Aim: To determine the potential shortfall in skeletal survey referral for children presenting with an acute non-supracondylar humeral or femoral fracture.
Materials and methods: Plain radiograph reports were reviewed retrospectively using the radiology information system database over a 5 year study period (May 2008-2013) in children under 18 months of age who presented with an acute fracture. Subsequent skeletal survey referral was used as a surrogate marker for further investigation of child abuse. Application of robust meta-analysis derived probability data regarding likelihood of child abuse as a cause of non-supracondylar humeral or femoral fracture was applied. An estimation of the expected number of cases of abuse, with shortfall in skeletal survey referrals, was then calculated.

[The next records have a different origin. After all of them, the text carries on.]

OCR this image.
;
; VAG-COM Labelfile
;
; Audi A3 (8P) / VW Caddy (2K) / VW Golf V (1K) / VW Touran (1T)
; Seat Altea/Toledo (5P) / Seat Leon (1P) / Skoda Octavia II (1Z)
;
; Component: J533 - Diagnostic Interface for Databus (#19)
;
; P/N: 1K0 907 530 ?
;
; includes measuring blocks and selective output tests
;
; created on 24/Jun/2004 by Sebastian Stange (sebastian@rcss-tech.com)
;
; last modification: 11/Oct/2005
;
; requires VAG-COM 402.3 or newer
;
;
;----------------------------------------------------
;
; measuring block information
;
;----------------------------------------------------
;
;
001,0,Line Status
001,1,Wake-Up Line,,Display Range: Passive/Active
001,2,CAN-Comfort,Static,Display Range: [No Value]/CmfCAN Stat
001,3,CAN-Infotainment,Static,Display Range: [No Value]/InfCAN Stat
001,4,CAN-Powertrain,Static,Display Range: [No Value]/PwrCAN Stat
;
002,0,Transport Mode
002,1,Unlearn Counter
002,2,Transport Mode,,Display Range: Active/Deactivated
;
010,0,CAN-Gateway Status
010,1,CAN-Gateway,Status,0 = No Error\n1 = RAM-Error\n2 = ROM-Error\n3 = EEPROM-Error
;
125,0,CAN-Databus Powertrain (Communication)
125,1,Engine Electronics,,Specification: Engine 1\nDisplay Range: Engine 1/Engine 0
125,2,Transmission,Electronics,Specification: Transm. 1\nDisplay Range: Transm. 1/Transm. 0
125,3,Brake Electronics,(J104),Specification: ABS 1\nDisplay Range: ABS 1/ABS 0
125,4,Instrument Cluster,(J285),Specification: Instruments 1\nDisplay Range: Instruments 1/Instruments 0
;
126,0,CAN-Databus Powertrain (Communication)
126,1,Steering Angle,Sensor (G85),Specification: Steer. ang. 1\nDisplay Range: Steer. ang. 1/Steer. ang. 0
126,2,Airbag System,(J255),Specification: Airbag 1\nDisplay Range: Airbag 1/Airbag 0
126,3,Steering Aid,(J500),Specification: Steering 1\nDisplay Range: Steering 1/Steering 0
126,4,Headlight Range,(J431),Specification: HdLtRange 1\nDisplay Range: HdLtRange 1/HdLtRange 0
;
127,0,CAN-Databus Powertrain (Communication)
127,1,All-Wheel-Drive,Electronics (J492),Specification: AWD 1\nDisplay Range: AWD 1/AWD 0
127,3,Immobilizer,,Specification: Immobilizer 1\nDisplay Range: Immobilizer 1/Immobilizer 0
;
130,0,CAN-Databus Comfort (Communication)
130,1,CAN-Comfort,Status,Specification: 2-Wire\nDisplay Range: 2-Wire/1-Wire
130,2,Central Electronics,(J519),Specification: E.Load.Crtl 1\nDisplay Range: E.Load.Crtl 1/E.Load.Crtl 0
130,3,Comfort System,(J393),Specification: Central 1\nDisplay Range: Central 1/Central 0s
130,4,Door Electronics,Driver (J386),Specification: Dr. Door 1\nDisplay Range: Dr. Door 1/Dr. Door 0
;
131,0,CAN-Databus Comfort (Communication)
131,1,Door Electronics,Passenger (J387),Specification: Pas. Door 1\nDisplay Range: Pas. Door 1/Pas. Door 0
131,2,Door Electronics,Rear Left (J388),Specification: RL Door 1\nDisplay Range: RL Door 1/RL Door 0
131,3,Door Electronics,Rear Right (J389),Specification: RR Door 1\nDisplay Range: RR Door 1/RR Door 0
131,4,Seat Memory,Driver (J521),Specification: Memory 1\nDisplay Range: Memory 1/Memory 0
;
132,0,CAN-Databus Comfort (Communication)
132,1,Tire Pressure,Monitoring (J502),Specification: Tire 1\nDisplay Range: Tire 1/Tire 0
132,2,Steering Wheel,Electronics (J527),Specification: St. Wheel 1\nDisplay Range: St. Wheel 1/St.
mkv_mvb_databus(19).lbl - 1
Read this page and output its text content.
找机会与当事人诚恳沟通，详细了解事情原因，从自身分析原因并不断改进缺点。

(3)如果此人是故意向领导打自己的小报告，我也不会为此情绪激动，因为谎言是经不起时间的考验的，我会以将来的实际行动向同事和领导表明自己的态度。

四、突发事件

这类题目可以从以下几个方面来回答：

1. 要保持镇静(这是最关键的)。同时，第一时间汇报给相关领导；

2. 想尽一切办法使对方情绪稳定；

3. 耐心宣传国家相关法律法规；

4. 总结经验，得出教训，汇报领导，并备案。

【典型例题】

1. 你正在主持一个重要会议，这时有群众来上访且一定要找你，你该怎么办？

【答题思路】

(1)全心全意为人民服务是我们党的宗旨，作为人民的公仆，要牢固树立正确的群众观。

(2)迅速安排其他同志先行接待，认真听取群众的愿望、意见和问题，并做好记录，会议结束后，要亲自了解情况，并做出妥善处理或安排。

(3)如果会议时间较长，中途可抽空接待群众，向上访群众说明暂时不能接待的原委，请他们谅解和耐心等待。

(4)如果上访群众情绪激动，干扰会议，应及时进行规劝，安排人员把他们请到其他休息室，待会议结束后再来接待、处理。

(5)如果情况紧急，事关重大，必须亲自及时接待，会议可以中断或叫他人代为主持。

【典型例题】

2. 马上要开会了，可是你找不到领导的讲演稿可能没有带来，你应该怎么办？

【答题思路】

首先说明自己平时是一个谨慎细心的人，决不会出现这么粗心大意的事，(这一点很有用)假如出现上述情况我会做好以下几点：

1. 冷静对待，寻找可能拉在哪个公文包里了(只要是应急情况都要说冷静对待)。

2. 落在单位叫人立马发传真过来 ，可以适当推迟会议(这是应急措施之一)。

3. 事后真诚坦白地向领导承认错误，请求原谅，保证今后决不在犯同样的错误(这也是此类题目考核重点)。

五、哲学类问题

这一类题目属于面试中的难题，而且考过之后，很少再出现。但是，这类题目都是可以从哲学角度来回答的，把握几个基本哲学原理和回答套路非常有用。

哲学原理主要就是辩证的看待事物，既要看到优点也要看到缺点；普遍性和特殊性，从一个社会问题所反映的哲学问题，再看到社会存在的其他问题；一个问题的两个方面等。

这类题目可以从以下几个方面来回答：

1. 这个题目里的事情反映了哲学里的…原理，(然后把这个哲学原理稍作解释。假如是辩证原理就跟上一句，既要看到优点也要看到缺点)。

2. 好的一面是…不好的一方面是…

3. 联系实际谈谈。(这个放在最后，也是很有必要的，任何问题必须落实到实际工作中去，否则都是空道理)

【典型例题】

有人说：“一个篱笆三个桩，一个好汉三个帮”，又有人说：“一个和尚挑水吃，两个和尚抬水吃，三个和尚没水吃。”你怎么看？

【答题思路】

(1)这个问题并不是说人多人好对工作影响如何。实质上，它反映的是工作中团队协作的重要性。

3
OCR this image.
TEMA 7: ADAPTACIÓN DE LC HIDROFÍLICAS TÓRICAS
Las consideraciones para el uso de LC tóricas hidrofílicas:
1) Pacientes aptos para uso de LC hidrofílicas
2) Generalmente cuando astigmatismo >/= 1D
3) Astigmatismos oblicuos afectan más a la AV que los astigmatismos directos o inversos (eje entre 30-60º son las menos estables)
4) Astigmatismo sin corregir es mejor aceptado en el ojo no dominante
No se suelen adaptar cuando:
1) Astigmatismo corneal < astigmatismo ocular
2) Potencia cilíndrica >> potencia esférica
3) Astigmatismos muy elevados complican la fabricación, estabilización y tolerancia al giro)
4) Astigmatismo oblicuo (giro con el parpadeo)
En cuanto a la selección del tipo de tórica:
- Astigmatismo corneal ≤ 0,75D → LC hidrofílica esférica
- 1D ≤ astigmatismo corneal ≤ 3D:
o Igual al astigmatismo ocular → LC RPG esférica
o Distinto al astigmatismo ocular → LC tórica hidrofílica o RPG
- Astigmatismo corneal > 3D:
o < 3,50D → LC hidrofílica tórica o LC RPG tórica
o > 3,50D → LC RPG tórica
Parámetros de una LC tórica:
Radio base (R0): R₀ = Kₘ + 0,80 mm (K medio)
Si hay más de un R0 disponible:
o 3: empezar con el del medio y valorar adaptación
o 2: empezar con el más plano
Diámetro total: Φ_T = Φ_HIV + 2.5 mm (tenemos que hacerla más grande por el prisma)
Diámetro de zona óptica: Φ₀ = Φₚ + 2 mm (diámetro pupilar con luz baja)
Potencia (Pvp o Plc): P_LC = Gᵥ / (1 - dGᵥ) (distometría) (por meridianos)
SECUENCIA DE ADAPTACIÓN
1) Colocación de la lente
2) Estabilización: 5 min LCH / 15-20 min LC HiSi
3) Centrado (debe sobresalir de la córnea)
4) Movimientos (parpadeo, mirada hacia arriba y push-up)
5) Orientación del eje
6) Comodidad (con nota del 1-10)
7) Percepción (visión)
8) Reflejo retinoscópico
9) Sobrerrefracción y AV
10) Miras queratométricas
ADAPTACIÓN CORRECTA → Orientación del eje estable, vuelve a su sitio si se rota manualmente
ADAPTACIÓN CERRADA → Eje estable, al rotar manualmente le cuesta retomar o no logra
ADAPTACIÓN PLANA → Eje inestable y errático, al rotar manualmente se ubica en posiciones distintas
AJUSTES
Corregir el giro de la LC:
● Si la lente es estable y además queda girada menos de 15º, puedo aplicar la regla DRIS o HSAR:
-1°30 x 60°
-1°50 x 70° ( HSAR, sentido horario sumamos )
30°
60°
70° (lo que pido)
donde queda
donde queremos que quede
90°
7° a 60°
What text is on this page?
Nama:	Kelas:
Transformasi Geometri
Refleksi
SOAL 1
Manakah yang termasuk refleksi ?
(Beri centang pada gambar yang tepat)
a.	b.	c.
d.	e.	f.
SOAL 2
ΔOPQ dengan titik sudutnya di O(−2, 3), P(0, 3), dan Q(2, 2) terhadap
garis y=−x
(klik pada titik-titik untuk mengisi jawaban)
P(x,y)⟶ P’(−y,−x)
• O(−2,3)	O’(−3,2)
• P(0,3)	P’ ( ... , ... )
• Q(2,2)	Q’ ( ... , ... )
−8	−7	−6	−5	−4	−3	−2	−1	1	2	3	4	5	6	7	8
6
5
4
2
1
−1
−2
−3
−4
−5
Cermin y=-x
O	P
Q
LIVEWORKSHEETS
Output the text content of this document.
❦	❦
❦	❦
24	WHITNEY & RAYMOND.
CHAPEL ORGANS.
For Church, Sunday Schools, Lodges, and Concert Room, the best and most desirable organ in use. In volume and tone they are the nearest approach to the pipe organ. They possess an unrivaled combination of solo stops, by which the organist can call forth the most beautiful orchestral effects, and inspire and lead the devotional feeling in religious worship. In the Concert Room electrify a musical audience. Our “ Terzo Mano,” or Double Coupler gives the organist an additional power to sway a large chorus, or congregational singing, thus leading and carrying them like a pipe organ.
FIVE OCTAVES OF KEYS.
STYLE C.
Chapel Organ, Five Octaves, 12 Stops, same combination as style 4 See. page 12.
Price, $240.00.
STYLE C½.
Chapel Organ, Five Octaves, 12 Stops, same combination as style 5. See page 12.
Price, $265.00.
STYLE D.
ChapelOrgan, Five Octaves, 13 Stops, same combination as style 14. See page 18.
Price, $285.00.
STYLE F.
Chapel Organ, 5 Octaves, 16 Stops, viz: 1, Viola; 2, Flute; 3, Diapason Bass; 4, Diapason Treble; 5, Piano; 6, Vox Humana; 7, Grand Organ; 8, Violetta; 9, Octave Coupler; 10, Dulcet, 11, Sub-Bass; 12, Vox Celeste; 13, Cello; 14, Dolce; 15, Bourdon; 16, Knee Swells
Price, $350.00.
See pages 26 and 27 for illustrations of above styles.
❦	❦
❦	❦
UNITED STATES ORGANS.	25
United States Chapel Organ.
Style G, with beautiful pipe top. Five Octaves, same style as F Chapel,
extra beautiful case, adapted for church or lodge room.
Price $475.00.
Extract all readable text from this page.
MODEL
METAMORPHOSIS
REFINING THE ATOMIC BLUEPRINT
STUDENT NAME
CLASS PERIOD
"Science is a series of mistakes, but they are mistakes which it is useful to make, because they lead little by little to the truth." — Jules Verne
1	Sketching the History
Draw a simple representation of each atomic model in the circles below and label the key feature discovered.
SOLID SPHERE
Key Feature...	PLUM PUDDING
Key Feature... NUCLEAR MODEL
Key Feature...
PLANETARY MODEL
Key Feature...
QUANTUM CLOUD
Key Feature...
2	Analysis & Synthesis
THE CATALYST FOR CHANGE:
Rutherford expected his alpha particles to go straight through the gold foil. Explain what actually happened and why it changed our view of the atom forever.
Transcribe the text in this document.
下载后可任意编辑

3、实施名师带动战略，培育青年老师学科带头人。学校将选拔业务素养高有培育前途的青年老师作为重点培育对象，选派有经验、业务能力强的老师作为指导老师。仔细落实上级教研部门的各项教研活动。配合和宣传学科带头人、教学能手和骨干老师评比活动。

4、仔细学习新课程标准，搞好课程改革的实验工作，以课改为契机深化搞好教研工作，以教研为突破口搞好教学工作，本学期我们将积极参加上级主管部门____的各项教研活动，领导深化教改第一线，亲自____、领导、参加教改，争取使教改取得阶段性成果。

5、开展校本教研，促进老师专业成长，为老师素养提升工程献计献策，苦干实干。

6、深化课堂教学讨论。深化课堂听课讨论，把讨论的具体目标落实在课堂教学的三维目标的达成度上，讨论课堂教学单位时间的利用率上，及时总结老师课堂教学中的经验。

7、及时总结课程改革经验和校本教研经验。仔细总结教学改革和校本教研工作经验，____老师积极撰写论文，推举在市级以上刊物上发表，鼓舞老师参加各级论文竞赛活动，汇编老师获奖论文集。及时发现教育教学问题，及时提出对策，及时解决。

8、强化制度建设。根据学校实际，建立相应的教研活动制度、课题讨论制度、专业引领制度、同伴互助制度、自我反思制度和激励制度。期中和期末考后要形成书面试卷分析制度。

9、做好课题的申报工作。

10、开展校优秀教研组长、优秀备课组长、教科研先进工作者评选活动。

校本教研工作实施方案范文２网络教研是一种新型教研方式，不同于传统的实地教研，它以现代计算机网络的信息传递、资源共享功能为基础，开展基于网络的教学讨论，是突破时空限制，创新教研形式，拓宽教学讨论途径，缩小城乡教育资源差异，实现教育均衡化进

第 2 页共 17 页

Results: There were 288 fractures in 281 children. Three children presented with multiple fractures and were considered separately in the present data. The mean patient age was 10.5 months. Nine (3%) non-supracondylar humeral fractures were identified of which four cases may have been due to non-accidental injury (NAI). One (11%) of these patients was referred for a skeletal survey indicating a potential shortfall of three referrals. Twenty-five (9%) femoral fractures were identified of which 13 cases may have been due to NAI, with six (24%) referrals for skeletal surveys generated. This indicates a potential shortfall of seven referrals.
Conclusion: The present study serves as a current analysis of practice within a tertiary paediatric referral centre. There appeared to be local under-investigation of NAI. Improved child protection education and awareness programmes have now been introduced.